By William Sweet
Ilan Stavans, Amherst’s Lewis-Sebring professor in Latin American and Latino Culture, grew up Jewish in Mexico, but it took moving to New York in the mid-1980s for him to identify as a Mexican and, by extension, a Hispanic. He acknowledges that some people might bristle at the notion of a Yiddish-speaking grandson of Eastern European Jews asserting his hispanidad—his Hispanic identity.
“We come from different nations. We have different histories, different cuisines, although all of them have some commonalities,” he said. “So who is and who isn’t [Hispanic]? Who establishes the yes and the no? Is this a club that you have to belong to by having some sort of paid membership?”
In his latest book What is la hispanidad?: A conversation (University of Texas Press), Stavans and his co-author, Iván Jaksić, professor at the Pontificia Universidad Católica de Chile and director of the Stanford University’s Bing Overseas Studies program in Santiago, Chile, grapple with these kinds of questions.
The book tracks the elusive Hispanic ideal by way of cultural guideposts: from Cervantes to Neruda, from Xuxa to churrascos, from soccer to soap operas. While literature and history are important to the discussion, pop culture bears a significant weight for Stavans, who takes an amused pride in having appeared on the Univision variety program Sábado Gigante to discuss his writing on Spanglish.
“If I am just flipping through the television channels and my eye and ears stop at a Mexican soap opera, there’s immediately something that touches my sensibility,” he said. “I can react just in a passing second to something someone said, and it will bring all sorts of memories of my background that probably won’t happen to somebody else.”
“I want us to move away from an elitist realm that concentrates exclusively on ideas and meditate on the impact of figures like [Mexican entertainer] Tin-Tan and [Spanish novelist] Corín Tellado,” he writes early in the book.
This discussion comes at a crucial time for Hispanic Americans. Stavans noted that, even as Latinos are the youngest and fastest-growing minority group in the United States, many Latinos check the box next to “Other” on census forms.
“Hispanic” (Stavans prefers it over the term “Latino”) remains a “contested term, but it is a term that retains a lot of gravitas,” he said. “It is becoming more essential to debate who we are.”
“I often wonder what is it that makes me a Latino, and what do I share with a person of Puerto Rican background, Cuban, or Argentine or Colombian? What is the glue that makes a culture come together?” he asked. “Hispanics and Latinos are not an ethnic and not a racial group. We are a minority group. And that’s a strange but very important distinction. We can be white and black and mestizo and Asian. We can come from different class backgrounds; we can speak different languages. There are many Latinos who live in the United States who don’t speak Spanish anymore.”
What is la hispanidad? is in the form of a dialogue, a discourse that ebbs and flows much in the fashion that Hispanic identity does, the author said. Stavans, who last wrote in dialogue format with Veronica Albin for Love and Language (Yale University Press, 2007), said the new book is less debate and “more a joint trip, a tour taken together.”

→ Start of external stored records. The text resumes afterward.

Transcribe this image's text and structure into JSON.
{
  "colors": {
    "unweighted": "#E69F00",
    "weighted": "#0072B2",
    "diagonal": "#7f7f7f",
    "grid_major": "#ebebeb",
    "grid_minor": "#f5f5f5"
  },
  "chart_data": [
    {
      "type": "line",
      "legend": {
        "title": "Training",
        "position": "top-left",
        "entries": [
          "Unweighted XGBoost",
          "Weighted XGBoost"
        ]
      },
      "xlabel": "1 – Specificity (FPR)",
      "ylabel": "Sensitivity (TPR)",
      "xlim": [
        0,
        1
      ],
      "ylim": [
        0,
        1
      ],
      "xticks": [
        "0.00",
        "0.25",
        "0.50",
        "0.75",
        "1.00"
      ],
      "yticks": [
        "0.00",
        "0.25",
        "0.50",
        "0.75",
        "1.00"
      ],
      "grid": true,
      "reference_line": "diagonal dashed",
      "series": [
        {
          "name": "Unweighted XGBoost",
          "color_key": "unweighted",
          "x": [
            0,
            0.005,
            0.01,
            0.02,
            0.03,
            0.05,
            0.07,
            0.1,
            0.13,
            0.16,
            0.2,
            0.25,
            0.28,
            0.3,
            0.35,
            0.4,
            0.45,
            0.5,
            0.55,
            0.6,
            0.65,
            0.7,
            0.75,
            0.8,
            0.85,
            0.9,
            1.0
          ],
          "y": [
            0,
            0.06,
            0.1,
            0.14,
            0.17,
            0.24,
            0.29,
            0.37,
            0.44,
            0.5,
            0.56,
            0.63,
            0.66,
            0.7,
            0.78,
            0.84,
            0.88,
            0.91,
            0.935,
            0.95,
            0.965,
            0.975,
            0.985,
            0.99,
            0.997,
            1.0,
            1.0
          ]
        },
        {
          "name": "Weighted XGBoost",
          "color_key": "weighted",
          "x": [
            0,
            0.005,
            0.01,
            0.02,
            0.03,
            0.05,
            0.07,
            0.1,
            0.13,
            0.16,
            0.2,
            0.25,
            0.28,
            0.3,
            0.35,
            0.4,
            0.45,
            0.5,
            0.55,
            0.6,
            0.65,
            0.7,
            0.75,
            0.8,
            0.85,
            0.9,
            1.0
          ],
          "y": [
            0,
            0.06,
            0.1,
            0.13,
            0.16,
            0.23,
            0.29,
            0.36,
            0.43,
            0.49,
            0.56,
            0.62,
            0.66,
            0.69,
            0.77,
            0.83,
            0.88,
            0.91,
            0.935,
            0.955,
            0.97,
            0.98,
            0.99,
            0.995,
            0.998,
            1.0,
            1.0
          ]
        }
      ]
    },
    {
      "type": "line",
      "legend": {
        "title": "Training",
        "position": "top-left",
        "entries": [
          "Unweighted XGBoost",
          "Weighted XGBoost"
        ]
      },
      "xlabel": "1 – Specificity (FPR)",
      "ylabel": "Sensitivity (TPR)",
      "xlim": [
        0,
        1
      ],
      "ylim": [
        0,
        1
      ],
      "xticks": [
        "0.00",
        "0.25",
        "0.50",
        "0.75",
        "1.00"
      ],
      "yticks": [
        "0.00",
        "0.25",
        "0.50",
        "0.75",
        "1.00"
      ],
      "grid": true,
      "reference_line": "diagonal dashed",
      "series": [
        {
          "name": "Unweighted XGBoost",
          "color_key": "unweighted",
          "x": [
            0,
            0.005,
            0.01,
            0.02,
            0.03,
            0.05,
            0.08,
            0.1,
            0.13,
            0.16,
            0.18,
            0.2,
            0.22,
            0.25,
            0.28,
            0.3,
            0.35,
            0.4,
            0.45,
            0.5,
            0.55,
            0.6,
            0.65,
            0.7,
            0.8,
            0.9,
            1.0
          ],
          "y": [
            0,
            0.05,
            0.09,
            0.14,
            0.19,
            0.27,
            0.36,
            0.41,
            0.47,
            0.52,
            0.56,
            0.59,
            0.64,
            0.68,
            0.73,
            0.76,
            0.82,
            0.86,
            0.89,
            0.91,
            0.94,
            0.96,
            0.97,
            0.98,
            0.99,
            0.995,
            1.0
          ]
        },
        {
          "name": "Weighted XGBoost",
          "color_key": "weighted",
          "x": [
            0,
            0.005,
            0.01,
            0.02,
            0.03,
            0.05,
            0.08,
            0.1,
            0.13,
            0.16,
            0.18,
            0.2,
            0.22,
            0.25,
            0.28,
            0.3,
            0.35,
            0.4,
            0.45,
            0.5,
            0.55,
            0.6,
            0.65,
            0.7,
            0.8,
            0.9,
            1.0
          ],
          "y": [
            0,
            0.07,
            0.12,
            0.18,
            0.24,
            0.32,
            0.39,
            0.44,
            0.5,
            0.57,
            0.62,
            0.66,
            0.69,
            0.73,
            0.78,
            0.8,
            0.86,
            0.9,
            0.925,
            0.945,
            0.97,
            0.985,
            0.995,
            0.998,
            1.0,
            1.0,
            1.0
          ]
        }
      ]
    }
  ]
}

This trip started in 2007, when Jaksić’s publisher sent Stavans a manuscript of Jaksić’s book The Hispanic World and American Intellectual Life, 1820–1880, and the two writers began corresponding by phone and email. Over 18 months of discussion, which included meeting in Santiago, they decided to organize their correspondence into a book.
“We realized there was much to say,” Stavans said.
Stavans and Jaksić plotted out topics and cut and pasted the conversations when the dialogues meandered, while editing to preserve the conversational tone. They set a four-day time limit for each participant’s turn with the manuscript, in order to keep it fresh. They went back and forth about 300 times this way, Stavans said.
“I am in love with conversation … I think Latinos use words to reconfigure the world just as Jews do,” he said. “We were schmoozing.”
Stavans said he finds this format “enormously liberating. It allows us to improvise, to connect the dots that would not be otherwise connected. And that trepidation, not knowing exactly where you’re going or what information you have at your disposal, how to maneuver it, makes it electric. In the end, it is incredibly nutritive, because you end up surprising yourself.”
“I think the conversation as a form has been devalued and diminished in our modern society,” he added. “In academia, we are often too stuck in our own positions to be able to open up to others. I learned to hear another person really closely and hear stories that I thought I knew.”